One of the darker aspects of master morality within capitalist societies, however, is that it implicitly presumes that human life — at least the human lives of non-masters: the weak, the poor, the ugly, or in Trump's jargon the nasty fake losers — has a variable but quantifiable economic value. This is why, before OSHA guidelines were established in the US, industrialists would skimp on safety equipment and fire exits, mine owners rejected air-filtration masks and cave-in escape routes, and no one gave a thought to working hours or the dangerous effects of exhaustion. Workplace accidents were viewed in terms of their impact on production schedules, not their impact on human life, because workers were replaceable in the same way that broken machinery was. Sometimes it's efficient to repair a machine or a man; other times it's better to toss them out and get another. Workers were expected to accept the risk to life and limb as a condition of being employed — something that it would be immoral to ask a master to do, but which is perfectly moral (in master morality) when asked of a non-master — because the human life of workers has a limited value to the master.

This is the moral frame that Trump is operating under. To him, most of the people in the nation — laborers, white-collar employees, service workers, and particularly elderly retirees or other people who do not contribute to economic production — are non-masters, and ought to accept a certain risk to life and limb in order to keep production moving. Any of the productive ones who die are replaceable; any of the non-productive ones who die are dismissible. It's tragic and sad (in some abstract sense), sure, but these people are (after all) losers at the game of life, living off the generosity of those in the master class (such as himself) who deign to pay them.

For master morality, the difference between "You're fired" and "You're dead" is negligible: they both mean that a new worker needs to be found, hired, and trained, and not much more.

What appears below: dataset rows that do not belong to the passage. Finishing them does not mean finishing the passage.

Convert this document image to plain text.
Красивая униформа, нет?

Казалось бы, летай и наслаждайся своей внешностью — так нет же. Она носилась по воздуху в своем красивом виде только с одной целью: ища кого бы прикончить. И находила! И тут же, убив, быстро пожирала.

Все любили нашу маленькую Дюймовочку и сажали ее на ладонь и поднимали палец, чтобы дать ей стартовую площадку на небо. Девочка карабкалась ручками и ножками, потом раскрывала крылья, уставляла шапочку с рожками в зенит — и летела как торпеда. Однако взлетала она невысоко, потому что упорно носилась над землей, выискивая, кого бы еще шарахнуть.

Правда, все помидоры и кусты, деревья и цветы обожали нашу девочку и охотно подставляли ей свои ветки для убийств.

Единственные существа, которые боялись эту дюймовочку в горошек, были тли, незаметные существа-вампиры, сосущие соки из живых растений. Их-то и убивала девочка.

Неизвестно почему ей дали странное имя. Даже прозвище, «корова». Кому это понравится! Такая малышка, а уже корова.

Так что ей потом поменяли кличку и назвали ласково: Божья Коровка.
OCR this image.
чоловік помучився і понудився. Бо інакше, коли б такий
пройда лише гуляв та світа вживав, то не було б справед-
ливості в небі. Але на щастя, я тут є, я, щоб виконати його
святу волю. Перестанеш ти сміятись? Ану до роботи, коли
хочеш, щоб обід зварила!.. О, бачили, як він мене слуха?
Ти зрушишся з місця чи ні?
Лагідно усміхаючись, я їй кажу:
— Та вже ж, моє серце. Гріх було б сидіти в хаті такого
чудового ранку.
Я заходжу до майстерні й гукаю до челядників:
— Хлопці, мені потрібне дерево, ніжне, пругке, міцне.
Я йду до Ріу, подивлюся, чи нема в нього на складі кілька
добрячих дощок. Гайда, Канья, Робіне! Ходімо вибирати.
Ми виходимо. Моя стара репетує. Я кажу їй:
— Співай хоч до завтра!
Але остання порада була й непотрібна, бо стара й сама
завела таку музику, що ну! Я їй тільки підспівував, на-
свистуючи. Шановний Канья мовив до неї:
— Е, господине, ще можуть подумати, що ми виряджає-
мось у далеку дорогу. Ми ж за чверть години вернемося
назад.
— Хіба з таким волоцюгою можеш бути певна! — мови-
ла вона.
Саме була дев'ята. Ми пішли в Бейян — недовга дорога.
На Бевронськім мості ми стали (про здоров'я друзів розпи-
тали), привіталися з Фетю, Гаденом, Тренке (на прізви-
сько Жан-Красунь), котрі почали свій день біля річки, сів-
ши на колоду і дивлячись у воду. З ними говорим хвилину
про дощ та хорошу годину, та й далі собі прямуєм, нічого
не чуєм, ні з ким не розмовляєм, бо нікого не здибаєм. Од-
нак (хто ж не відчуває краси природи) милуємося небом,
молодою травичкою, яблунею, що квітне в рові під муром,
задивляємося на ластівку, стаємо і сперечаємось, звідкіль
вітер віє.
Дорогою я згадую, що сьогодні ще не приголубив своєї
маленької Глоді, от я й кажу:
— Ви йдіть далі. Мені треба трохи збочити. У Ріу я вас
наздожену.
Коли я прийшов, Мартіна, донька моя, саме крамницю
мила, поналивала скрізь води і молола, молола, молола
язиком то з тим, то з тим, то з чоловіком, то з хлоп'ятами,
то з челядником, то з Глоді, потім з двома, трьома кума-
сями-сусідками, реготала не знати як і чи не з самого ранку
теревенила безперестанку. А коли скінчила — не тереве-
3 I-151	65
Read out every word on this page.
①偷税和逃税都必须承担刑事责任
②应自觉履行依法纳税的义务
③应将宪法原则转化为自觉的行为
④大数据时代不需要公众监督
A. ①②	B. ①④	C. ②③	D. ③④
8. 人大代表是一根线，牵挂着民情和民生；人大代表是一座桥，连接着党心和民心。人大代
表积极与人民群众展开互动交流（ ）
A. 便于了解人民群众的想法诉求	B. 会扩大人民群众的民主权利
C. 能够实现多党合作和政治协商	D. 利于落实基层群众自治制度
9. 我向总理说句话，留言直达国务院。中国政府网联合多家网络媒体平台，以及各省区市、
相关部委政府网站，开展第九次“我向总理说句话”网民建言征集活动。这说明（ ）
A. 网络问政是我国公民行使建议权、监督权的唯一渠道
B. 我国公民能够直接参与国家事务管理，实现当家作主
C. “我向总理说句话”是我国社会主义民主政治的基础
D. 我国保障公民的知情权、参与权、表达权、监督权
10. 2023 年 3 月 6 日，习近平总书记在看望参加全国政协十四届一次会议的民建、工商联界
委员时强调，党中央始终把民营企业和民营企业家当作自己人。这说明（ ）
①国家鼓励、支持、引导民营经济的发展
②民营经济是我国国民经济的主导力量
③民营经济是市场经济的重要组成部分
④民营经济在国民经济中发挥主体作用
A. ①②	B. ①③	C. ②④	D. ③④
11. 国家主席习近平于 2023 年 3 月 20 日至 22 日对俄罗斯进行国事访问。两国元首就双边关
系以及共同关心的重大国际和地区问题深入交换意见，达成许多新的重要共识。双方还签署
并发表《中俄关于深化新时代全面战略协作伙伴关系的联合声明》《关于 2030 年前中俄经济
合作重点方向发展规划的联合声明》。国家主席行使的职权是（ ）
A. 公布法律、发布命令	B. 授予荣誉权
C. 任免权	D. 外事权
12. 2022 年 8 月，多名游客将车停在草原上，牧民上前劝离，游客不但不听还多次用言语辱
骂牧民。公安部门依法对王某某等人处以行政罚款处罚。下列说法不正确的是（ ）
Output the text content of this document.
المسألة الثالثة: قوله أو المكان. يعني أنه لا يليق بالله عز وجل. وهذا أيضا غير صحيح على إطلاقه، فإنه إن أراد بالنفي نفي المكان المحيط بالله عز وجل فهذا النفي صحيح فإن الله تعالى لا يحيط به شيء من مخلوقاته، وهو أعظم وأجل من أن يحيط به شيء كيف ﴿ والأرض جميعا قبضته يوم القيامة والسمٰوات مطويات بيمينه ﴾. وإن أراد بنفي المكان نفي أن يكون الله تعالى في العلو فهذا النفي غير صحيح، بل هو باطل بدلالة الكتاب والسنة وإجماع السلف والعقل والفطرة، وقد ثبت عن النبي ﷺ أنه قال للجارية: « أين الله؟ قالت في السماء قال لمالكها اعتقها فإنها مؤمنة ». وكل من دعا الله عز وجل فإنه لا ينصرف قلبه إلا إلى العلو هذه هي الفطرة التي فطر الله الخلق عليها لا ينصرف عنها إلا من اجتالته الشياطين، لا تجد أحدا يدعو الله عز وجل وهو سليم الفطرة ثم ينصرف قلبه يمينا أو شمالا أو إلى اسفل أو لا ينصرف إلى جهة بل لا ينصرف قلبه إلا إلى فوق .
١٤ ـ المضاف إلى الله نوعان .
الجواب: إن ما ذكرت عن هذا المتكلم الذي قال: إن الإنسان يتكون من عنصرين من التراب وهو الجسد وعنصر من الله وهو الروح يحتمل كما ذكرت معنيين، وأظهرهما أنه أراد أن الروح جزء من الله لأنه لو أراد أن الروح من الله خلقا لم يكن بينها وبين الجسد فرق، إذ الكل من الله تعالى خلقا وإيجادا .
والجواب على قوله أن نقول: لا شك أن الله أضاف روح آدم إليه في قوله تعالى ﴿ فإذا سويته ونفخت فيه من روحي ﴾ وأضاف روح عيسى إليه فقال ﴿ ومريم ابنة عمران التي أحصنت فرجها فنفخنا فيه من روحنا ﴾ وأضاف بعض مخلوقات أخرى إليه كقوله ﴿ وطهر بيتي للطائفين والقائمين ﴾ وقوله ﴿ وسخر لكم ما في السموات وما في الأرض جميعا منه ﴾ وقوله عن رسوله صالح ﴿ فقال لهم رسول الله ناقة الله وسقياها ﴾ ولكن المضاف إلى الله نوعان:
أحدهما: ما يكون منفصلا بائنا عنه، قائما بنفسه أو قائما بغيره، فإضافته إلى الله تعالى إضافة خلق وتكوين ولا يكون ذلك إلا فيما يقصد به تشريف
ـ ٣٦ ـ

It's the worker's fault that he accepted the risk and rolled bad dice; what's a master to do?

N.B. Nietzsche opposed the master morality with what he called the slave morality, typical of people at the lower end of the spectrum. I've avoided the term 'slave' and any detailed description of that moral worldview because 'slave' is a hot-button word and that discussion is somewhat off topic. Please don't complain about that in the comments.